A Call for Volunteers
The discouraging truth is that there is no cure for Alzheimer’s in sight. Drugs that have shown some promise, and theories about the influence of exercise, sleep, and diet on disease progression await further research. While there are many reasons why progress has been slow, one factor is the difficulty in recruiting research subjects.
Current Clinical Trials
The Alzheimer’s Disease and Referral Center, which is part if the National Institute of Health (NIH), has a website with information on all on-going clinical studies being conducted in the 32 NIH funded research centers across the country. (There are two centers right here in Boston!) Some studies are limited to people with a diagnosis of mild cognitive impairment or Alzheimer’s disease. However, many other studies seek healthy adult volunteers as well.

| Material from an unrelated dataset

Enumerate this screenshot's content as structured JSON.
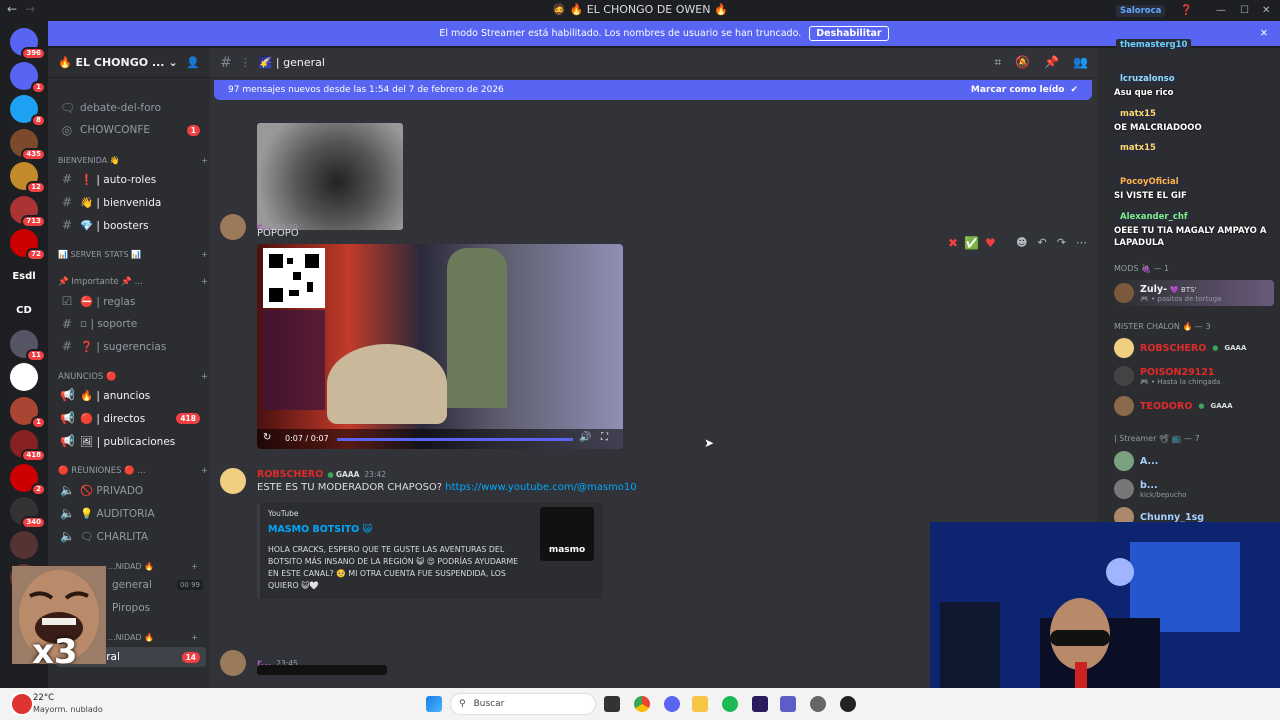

Factors to Consider Before Enrolling
There are several benefits to participating in a clinical trial. You will receive regular medical monitoring and can keep up to date with research developments. You may gain access to a new, effective drug not yet available to the public. You may participate in a lifestyle modification that turns out to be protective against Alzheimer’s, and you have the satisfaction of knowing that you are helping researchers learn more about Alzheimer’s.
There are downsides that should be evaluated as well. What kind of side effects might you experience while taking an experimental drug? How disruptive will the clinical trial be to your daily life? If you do not currently have symptoms of Alzheimer’s, do you want to know if you have risk factors for the disease? Will personal information about you remain confidential? These questions can, and should, be explored before you commit to any clinical trial.
Research cannot be conducted without financial support. But money is not enough. Without large-scale clinical trials, promising early-stage drugs and new theories about disease mechanisms cannot be fully developed. If you are wondering what you can do to support finding cure, wonder no more. Take a look at the NIH website and see if there is a trial that fits your sense of how you can contribute.